A fantastic trade up with new leica models.
Marty- wow. That is an eloquent solution. If possible, posting the links to the information you found would be useful and interesting. Posting your work would also be interesting.
I'm "old-school" quick and dirty. I had my Fortran code fixing the bad scan line on the M Monochrom in a couple of hours. Always remember- "It's just typing".
I told him there's plenty of images on my pc that can proof that the problem wasn't there before his work... he continues to say that I didn't notice the defect :rolleeyes:
yes, in 10 years I never noticed it...
...in the meantime I opened a dispute with the card company
I am sorry. This is one circumstance where you really should have said ‘my M9 has started doing this’. Maybe Leica would think about doing something.

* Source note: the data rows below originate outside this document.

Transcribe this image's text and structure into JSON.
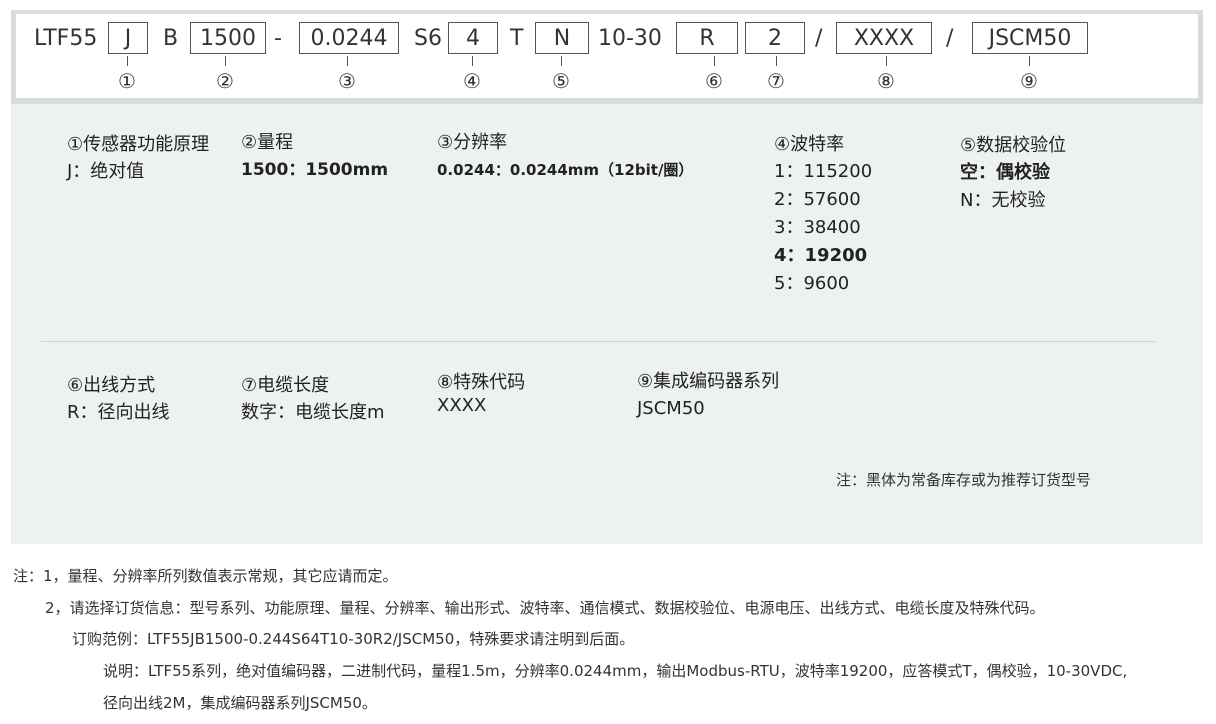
{
  "code": {
    "prefix": "LTF55",
    "f1": "J",
    "t_b": "B",
    "f2": "1500",
    "dash": "-",
    "f3": "0.0244",
    "t_s6": "S6",
    "f4": "4",
    "t_t": "T",
    "f5": "N",
    "t_volt": "10-30",
    "f6": "R",
    "f7": "2",
    "slash1": "/",
    "f8": "XXXX",
    "slash2": "/",
    "f9": "JSCM50",
    "markers": [
      "①",
      "②",
      "③",
      "④",
      "⑤",
      "⑥",
      "⑦",
      "⑧",
      "⑨"
    ]
  },
  "sections": {
    "s1": {
      "title": "①传感器功能原理",
      "lines": [
        "J：绝对值"
      ]
    },
    "s2": {
      "title": "②量程",
      "lines": [
        "1500：1500mm"
      ]
    },
    "s3": {
      "title": "③分辨率",
      "lines": [
        "0.0244：0.0244mm（12bit/圈）"
      ]
    },
    "s4": {
      "title": "④波特率",
      "lines": [
        "1：115200",
        "2：57600",
        "3：38400",
        "4：19200",
        "5：9600"
      ]
    },
    "s5": {
      "title": "⑤数据校验位",
      "lines": [
        "空：偶校验",
        "N：无校验"
      ]
    },
    "s6": {
      "title": "⑥出线方式",
      "lines": [
        "R：径向出线"
      ]
    },
    "s7": {
      "title": "⑦电缆长度",
      "lines": [
        "数字：电缆长度m"
      ]
    },
    "s8": {
      "title": "⑧特殊代码",
      "lines": [
        "XXXX"
      ]
    },
    "s9": {
      "title": "⑨集成编码器系列",
      "lines": [
        "JSCM50"
      ]
    }
  },
  "panel_note": "注：黑体为常备库存或为推荐订货型号",
  "notes": [
    "注：1，量程、分辨率所列数值表示常规，其它应请而定。",
    "2，请选择订货信息：型号系列、功能原理、量程、分辨率、输出形式、波特率、通信模式、数据校验位、电源电压、出线方式、电缆长度及特殊代码。",
    "订购范例：LTF55JB1500-0.244S64T10-30R2/JSCM50，特殊要求请注明到后面。",
    "说明：LTF55系列，绝对值编码器，二进制代码，量程1.5m，分辨率0.0244mm，输出Modbus-RTU，波特率19200，应答模式T，偶校验，10-30VDC,",
    "径向出线2M，集成编码器系列JSCM50。"
  ]
}
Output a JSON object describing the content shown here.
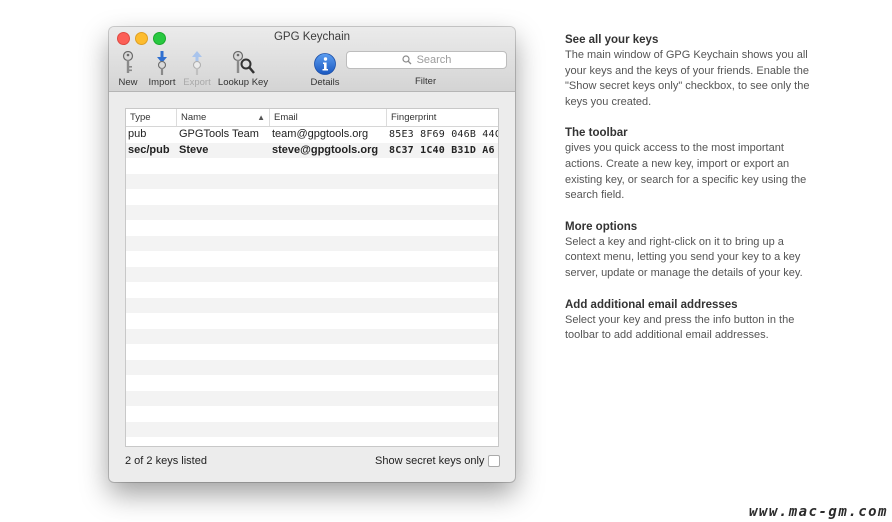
{
  "window": {
    "title": "GPG Keychain"
  },
  "toolbar": {
    "new_label": "New",
    "import_label": "Import",
    "export_label": "Export",
    "lookup_label": "Lookup Key",
    "details_label": "Details",
    "search_placeholder": "Search",
    "filter_label": "Filter",
    "icons": {
      "new": "key-new-icon",
      "import": "key-import-icon",
      "export": "key-export-icon",
      "lookup": "key-lookup-icon",
      "details": "info-icon",
      "search": "search-icon"
    }
  },
  "table": {
    "columns": [
      "Type",
      "Name",
      "Email",
      "Fingerprint"
    ],
    "rows": [
      {
        "type": "pub",
        "name": "GPGTools Team",
        "email": "team@gpgtools.org",
        "fingerprint": "85E3 8F69 046B 44C",
        "bold": false
      },
      {
        "type": "sec/pub",
        "name": "Steve",
        "email": "steve@gpgtools.org",
        "fingerprint": "8C37 1C40 B31D A6",
        "bold": true
      }
    ],
    "empty_rows": 19
  },
  "status": {
    "count_text": "2 of 2 keys listed",
    "secret_label": "Show secret keys only",
    "secret_checked": false
  },
  "notes": [
    {
      "title": "See all your keys",
      "body": "The main window of GPG Keychain shows you all your keys and the keys of your friends. Enable the \"Show secret keys only\" checkbox, to see only the keys you created."
    },
    {
      "title": "The toolbar",
      "body": "gives you quick access to the most important actions. Create a new key, import or export an existing key, or search for a specific key using the search field."
    },
    {
      "title": "More options",
      "body": "Select a key and right-click on it to bring up a context menu, letting you send your key to a key server, update or manage the details of your key."
    },
    {
      "title": "Add additional email addresses",
      "body": "Select your key and press the info button in the toolbar to add additional email addresses."
    }
  ],
  "watermark": "www.mac-gm.com",
  "colors": {
    "close": "#fc5f57",
    "minimize": "#fdbc2e",
    "maximize": "#28c840",
    "info_blue": "#2f6fd0"
  }
}
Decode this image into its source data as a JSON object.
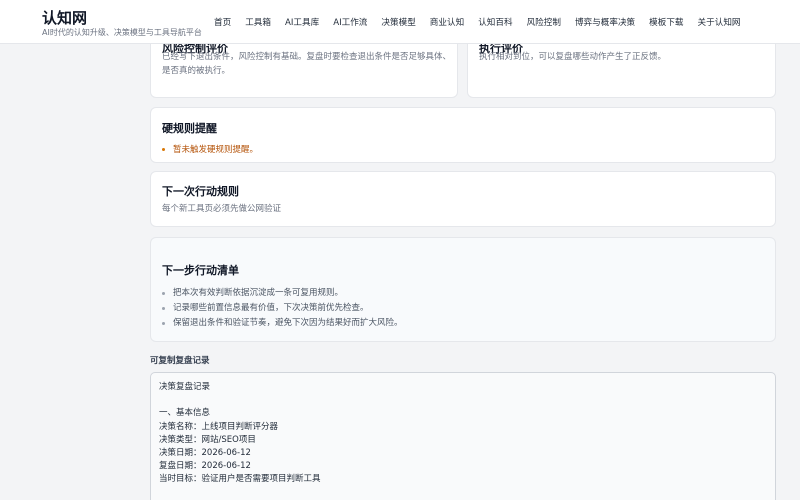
{
  "brand": {
    "title": "认知网",
    "subtitle": "AI时代的认知升级、决策模型与工具导航平台"
  },
  "nav": [
    "首页",
    "工具箱",
    "AI工具库",
    "AI工作流",
    "决策模型",
    "商业认知",
    "认知百科",
    "风险控制",
    "博弈与概率决策",
    "模板下载",
    "关于认知网"
  ],
  "risk_card": {
    "title": "风险控制评价",
    "text": "已经写下退出条件，风险控制有基础。复盘时要检查退出条件是否足够具体、是否真的被执行。"
  },
  "exec_card": {
    "title": "执行评价",
    "text": "执行相对到位，可以复盘哪些动作产生了正反馈。"
  },
  "hard_rule": {
    "title": "硬规则提醒",
    "alert": "暂未触发硬规则提醒。"
  },
  "next_rule": {
    "title": "下一次行动规则",
    "text": "每个新工具页必须先做公网验证"
  },
  "next_steps": {
    "title": "下一步行动清单",
    "items": [
      "把本次有效判断依据沉淀成一条可复用规则。",
      "记录哪些前置信息最有价值，下次决策前优先检查。",
      "保留退出条件和验证节奏，避免下次因为结果好而扩大风险。"
    ]
  },
  "copy_section": {
    "label": "可复制复盘记录",
    "lines": [
      "决策复盘记录",
      "",
      "一、基本信息",
      "决策名称：上线项目判断评分器",
      "决策类型：网站/SEO项目",
      "决策日期：2026-06-12",
      "复盘日期：2026-06-12",
      "当时目标：验证用户是否需要项目判断工具"
    ]
  }
}
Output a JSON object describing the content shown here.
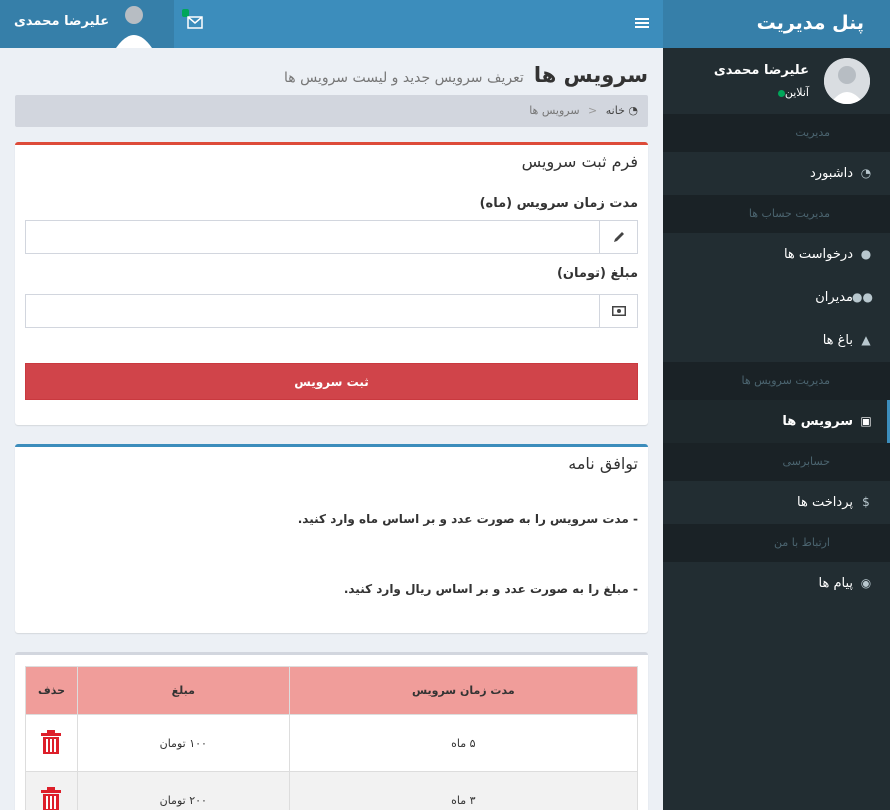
{
  "sidebar": {
    "brand": "پنل مدیریت",
    "user": {
      "name": "علیرضا محمدی",
      "status": "آنلاین"
    },
    "sections": {
      "management": "مدیریت",
      "accounts": "مدیریت حساب ها",
      "services_mgmt": "مدیریت سرویس ها",
      "accounting": "حسابرسی",
      "contact": "ارتباط با من"
    },
    "items": {
      "dashboard": "داشبورد",
      "requests": "درخواست ها",
      "managers": "مدیران",
      "gardens": "باغ ها",
      "services": "سرویس ها",
      "payments": "پرداخت ها",
      "messages": "پیام ها"
    }
  },
  "topbar": {
    "user_name": "علیرضا محمدی"
  },
  "page": {
    "title": "سرویس ها",
    "subtitle": "تعریف سرویس جدید و لیست سرویس ها",
    "breadcrumb": {
      "home": "خانه",
      "current": "سرویس ها"
    }
  },
  "form": {
    "title": "فرم ثبت سرویس",
    "duration_label": "مدت زمان سرویس (ماه)",
    "duration_value": "",
    "price_label": "مبلغ (تومان)",
    "price_value": "",
    "submit_label": "ثبت سرویس"
  },
  "agreement": {
    "title": "توافق نامه",
    "rule1": "- مدت سرویس را به صورت عدد و بر اساس ماه وارد کنید.",
    "rule2": "- مبلغ را به صورت عدد و بر اساس ریال وارد کنید."
  },
  "table": {
    "headers": {
      "duration": "مدت زمان سرویس",
      "price": "مبلغ",
      "delete": "حذف"
    },
    "rows": [
      {
        "duration": "۵ ماه",
        "price": "۱۰۰ تومان"
      },
      {
        "duration": "۳ ماه",
        "price": "۲۰۰ تومان"
      }
    ]
  },
  "colors": {
    "sidebar_bg": "#222d32",
    "header_blue": "#3c8dbc",
    "danger": "#dd4b39",
    "table_header": "#f09d9a",
    "online": "#00a65a"
  },
  "icons": {
    "hamburger": "bars-icon",
    "mail": "envelope-icon",
    "dashboard": "dashboard-icon",
    "requests": "user-icon",
    "managers": "users-icon",
    "gardens": "tree-icon",
    "services": "briefcase-icon",
    "payments": "dollar-icon",
    "messages": "comment-icon",
    "pencil": "pencil-icon",
    "money": "money-icon",
    "trash": "trash-icon"
  }
}
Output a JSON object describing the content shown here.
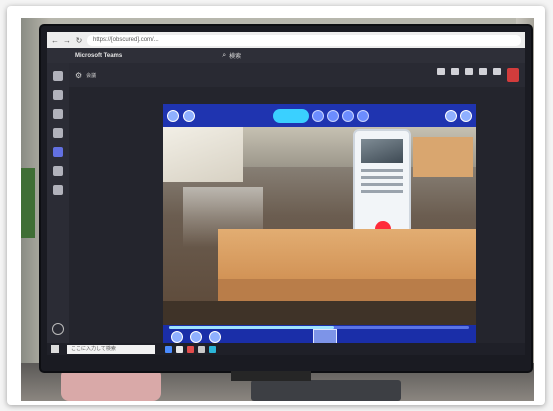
{
  "browser": {
    "url": "https://[obscured].com/...",
    "back_glyph": "←",
    "forward_glyph": "→",
    "refresh_glyph": "↻"
  },
  "app": {
    "title": "Microsoft Teams",
    "search_icon": "search-icon",
    "search_label": "検索"
  },
  "rail": {
    "items": [
      {
        "label": "",
        "icon": "activity-icon"
      },
      {
        "label": "",
        "icon": "chat-icon"
      },
      {
        "label": "",
        "icon": "teams-icon"
      },
      {
        "label": "",
        "icon": "calendar-icon"
      },
      {
        "label": "",
        "icon": "calls-icon",
        "active": true
      },
      {
        "label": "",
        "icon": "files-icon"
      },
      {
        "label": "",
        "icon": "apps-icon"
      }
    ]
  },
  "meeting": {
    "name": "会議",
    "actions": [
      {
        "label": "",
        "icon": "people-icon"
      },
      {
        "label": "",
        "icon": "chat-icon"
      },
      {
        "label": "",
        "icon": "reactions-icon"
      },
      {
        "label": "",
        "icon": "more-icon"
      },
      {
        "label": "",
        "icon": "mic-icon"
      }
    ],
    "leave_icon": "phone-hangup-icon"
  },
  "share": {
    "progress": 0.55,
    "colors": {
      "toolbar": "#1f34b0",
      "accent": "#3ad0ff",
      "record": "#ff2b3a"
    }
  },
  "taskbar": {
    "search_placeholder": "ここに入力して検索",
    "tray_text": ""
  }
}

But ‘I tried to get a non-Leica repair and now this is happening!???’ We have laws in Australia about third party repairs and manufacturers needing to respect them but most places don’t. Of course Leica might have stopped fixing M9s at all, but I don’t know.
Marty
I agree with you if leica still would repair sensor corrosion, but they don't... I could only tell them the thruth.
This: https://alexhude.github.io/2019/01/24/hacking-leica-m240.html provides 90% of what you need.
The .jfif files need to be properly formatted and documented; you cannot just rename .jpgs.
Calibration is in the subprocessor firmware and refers to the localization file. If you can find someone who can get you this far you shouldn’t have too much trouble getting to the calibration procedure. But you might brick your camera.
It has just occurred to me - have you tried reinstalling the firmware? I am not sure if it would make any difference, but it might.
Marty
Interesting that Photoshop does not natively recognize "JFIF"- as it is the standard for the Internet to pass jpeg files. There are programs to convert it. The harder part would be to generate the calibration files and get them into the camera. Calibration data cannot be included in the firmware that is downloaded, but must be retained in the camera.
My "quick-and-dirty" solution is all out-of-camera. I need to see some files from at least two levels of grey from the camera to see if it works. My code for the M Monochrom takes the bad column number as input, figures out the defect by itself. I think a similar "input file" for "gain and offset" to bring the two halves together would work. Very simple compared with what Arvid wrote for the M8 Raw to DNG program.
It is interesting that the problem is evident for the image at ~30% scale, and almost gone at 50% scale, using Photoshop to look at values- scaled from 0:255. It's like the calibration has changed, and is applying the wrong slope.
SO: easy measurement using the existing greyscale card: measure the correct exposure. Shoot successive images using Manual Exposure to Bracket from -4 stops to +4 stops in 1 stop increments. Keep the aperture the same for all as to not introduce changes from vignetting. This will cover the dynamic range fairly well. We should get an idea of what is going on at each brightness level. I'm hoping we can measure the slope of the differences between the two halves and just do a simple multiply.